Despite conceptual similarity, the different API formats across providers create friction for developers building provider-agnostic applications. MCP addresses part of this problem at the tool description layer, but the invocation-level differences in request and response formats still require provider-specific code or adapter libraries.
As of early 2026, function calling is a mature, widely adopted capability supported by all major LLM providers and most open-source models. The focus has shifted from basic capability to reliability, performance, and ecosystem development.

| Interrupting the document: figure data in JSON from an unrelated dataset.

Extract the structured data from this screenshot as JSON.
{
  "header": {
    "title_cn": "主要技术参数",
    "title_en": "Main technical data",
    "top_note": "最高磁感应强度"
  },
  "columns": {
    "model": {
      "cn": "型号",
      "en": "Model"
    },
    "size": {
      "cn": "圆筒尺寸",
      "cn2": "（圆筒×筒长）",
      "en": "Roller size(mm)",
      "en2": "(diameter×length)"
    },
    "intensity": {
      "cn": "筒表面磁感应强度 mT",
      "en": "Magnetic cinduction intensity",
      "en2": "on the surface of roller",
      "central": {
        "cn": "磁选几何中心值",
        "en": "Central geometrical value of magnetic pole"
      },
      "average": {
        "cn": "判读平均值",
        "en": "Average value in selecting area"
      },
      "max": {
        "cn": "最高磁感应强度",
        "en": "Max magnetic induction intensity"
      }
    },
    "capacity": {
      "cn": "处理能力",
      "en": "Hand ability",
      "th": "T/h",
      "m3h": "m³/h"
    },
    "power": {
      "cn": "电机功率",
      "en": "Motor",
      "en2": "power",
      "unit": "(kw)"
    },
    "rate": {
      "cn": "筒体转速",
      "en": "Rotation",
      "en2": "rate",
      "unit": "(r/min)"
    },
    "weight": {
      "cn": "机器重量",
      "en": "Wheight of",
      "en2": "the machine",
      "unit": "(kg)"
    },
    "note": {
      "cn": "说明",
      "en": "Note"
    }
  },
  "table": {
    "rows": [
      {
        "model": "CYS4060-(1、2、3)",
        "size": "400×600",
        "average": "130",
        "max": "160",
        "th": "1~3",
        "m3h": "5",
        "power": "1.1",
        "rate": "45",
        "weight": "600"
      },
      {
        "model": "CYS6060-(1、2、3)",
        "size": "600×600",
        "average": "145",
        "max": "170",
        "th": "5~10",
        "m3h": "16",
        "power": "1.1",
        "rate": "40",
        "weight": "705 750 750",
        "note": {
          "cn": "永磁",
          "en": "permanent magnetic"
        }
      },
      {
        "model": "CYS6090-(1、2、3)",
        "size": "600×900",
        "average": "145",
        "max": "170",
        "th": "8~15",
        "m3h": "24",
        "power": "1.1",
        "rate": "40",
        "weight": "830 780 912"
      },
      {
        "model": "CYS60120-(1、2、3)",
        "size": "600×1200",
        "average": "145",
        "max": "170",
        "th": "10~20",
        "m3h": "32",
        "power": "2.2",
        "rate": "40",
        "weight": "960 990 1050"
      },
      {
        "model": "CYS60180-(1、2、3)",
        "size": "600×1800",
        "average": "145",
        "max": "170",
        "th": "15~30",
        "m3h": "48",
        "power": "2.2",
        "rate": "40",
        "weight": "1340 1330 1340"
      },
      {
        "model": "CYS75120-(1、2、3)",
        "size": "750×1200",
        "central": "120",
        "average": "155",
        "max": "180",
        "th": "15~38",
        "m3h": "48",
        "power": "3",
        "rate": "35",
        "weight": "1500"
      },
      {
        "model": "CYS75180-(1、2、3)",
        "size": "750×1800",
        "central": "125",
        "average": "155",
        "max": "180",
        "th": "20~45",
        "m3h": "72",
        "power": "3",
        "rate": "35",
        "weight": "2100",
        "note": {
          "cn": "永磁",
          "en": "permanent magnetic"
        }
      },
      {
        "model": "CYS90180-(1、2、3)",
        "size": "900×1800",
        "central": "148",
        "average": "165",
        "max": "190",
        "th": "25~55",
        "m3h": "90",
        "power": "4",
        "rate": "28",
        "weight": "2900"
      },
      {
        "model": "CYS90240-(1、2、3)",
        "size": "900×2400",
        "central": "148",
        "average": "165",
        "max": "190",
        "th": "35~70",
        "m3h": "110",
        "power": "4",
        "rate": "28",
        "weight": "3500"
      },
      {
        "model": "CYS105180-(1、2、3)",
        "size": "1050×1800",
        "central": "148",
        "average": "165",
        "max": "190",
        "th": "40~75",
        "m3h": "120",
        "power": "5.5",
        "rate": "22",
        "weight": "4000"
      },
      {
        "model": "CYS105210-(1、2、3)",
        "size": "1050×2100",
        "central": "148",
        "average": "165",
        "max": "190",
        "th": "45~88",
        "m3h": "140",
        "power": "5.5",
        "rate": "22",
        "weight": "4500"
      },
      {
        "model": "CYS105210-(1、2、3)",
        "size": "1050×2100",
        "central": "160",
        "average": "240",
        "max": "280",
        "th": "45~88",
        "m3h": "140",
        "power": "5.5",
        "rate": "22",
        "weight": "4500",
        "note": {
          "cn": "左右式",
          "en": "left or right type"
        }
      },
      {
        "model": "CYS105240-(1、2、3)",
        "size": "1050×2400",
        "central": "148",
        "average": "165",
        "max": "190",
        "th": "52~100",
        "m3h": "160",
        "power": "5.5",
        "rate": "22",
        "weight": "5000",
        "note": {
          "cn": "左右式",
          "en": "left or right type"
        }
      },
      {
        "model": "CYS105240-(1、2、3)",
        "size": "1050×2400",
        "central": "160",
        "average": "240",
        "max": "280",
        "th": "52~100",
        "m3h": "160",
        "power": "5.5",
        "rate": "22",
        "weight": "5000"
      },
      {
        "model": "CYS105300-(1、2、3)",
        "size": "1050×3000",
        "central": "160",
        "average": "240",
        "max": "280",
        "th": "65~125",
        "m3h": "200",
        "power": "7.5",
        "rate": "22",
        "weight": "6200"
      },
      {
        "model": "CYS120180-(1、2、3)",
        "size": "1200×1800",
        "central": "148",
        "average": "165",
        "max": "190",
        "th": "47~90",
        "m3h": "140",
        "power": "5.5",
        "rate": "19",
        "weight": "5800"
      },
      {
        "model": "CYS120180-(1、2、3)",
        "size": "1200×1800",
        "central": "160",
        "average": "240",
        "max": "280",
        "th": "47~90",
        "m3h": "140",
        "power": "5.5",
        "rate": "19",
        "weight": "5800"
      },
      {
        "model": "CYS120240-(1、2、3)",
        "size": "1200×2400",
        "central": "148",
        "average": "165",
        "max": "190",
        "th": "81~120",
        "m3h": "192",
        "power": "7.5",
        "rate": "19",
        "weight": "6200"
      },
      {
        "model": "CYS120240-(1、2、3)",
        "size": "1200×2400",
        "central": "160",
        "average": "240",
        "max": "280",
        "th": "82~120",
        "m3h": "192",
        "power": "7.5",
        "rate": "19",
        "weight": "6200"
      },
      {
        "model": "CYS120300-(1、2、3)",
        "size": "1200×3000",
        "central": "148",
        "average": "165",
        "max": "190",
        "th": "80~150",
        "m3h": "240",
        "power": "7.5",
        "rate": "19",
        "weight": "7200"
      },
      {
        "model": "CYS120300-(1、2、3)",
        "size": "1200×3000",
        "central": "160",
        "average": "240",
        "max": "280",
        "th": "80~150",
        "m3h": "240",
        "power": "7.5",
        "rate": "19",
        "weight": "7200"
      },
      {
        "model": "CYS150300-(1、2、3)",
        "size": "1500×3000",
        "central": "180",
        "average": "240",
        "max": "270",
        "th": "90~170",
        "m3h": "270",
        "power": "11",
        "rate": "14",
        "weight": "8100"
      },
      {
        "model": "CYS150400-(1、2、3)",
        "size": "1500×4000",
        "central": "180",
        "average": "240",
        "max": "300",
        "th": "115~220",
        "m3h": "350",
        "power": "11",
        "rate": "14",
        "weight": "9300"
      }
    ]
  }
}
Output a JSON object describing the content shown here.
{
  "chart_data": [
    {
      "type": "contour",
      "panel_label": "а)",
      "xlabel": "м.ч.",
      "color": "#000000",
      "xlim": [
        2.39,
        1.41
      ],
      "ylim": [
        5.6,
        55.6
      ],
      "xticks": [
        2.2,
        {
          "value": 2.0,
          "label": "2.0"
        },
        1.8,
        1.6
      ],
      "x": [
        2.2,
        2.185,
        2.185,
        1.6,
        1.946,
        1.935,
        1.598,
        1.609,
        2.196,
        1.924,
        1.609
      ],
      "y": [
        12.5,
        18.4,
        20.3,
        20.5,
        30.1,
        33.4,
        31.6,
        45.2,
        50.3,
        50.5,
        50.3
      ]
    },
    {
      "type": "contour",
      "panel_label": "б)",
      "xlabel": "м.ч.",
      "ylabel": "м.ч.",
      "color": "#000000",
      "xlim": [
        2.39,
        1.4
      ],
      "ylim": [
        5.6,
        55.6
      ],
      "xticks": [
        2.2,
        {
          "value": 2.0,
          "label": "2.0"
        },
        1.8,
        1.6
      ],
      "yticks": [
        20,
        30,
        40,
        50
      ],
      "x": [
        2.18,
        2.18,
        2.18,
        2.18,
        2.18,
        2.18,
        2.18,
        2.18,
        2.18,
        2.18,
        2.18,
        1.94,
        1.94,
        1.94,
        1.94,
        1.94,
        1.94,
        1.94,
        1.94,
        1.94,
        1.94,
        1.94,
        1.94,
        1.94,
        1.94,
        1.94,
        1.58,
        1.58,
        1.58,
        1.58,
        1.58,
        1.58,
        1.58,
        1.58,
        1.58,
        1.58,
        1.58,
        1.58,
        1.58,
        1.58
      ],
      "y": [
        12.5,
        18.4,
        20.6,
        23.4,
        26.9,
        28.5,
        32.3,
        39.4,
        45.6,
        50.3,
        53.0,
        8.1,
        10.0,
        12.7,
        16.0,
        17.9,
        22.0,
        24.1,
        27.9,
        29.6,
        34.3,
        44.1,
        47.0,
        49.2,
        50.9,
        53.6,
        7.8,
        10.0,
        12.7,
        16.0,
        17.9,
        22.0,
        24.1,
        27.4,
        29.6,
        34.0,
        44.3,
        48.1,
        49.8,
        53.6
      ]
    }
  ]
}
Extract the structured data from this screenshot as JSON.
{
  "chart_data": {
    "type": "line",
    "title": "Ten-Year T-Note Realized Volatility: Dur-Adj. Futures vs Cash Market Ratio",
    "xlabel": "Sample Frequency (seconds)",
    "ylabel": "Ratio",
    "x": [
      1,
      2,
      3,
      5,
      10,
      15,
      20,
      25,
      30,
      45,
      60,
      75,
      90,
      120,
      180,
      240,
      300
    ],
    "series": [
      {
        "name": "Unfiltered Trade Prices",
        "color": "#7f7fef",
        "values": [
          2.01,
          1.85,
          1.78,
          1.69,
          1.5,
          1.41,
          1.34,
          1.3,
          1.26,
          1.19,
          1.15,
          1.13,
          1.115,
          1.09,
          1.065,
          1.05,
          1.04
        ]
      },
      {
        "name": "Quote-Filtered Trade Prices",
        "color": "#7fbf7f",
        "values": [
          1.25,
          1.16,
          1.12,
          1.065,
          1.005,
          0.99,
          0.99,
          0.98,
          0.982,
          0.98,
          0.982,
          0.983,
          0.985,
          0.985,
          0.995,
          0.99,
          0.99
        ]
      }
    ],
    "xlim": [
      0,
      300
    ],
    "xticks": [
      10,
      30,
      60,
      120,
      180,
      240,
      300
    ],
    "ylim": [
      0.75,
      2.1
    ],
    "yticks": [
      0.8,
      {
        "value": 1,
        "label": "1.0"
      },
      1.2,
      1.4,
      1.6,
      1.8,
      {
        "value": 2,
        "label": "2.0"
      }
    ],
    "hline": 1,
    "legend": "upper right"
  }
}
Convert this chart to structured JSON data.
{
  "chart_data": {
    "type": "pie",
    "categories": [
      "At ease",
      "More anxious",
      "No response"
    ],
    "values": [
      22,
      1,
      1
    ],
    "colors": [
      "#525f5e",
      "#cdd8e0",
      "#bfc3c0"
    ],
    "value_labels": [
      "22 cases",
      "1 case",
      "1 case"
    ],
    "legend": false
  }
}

Key developments include the convergence around MCP as a standard for tool discovery and description, the integration of function calling with structured output guarantees (constrained decoding), and the rise of agentic frameworks that orchestrate complex multi-tool workflows. Open-source models like LLaMA 4, Qwen 3, and Mistral Large 2 now support function calling natively, making tool use accessible outside of proprietary API ecosystems [10].
The ongoing challenge is improving the reliability of function calling in complex, multi-step scenarios where models must make dozens of tool use decisions in sequence. Research into better tool-use training data, improved constrained decoding, and more robust agent architectures continues across both industry and academia.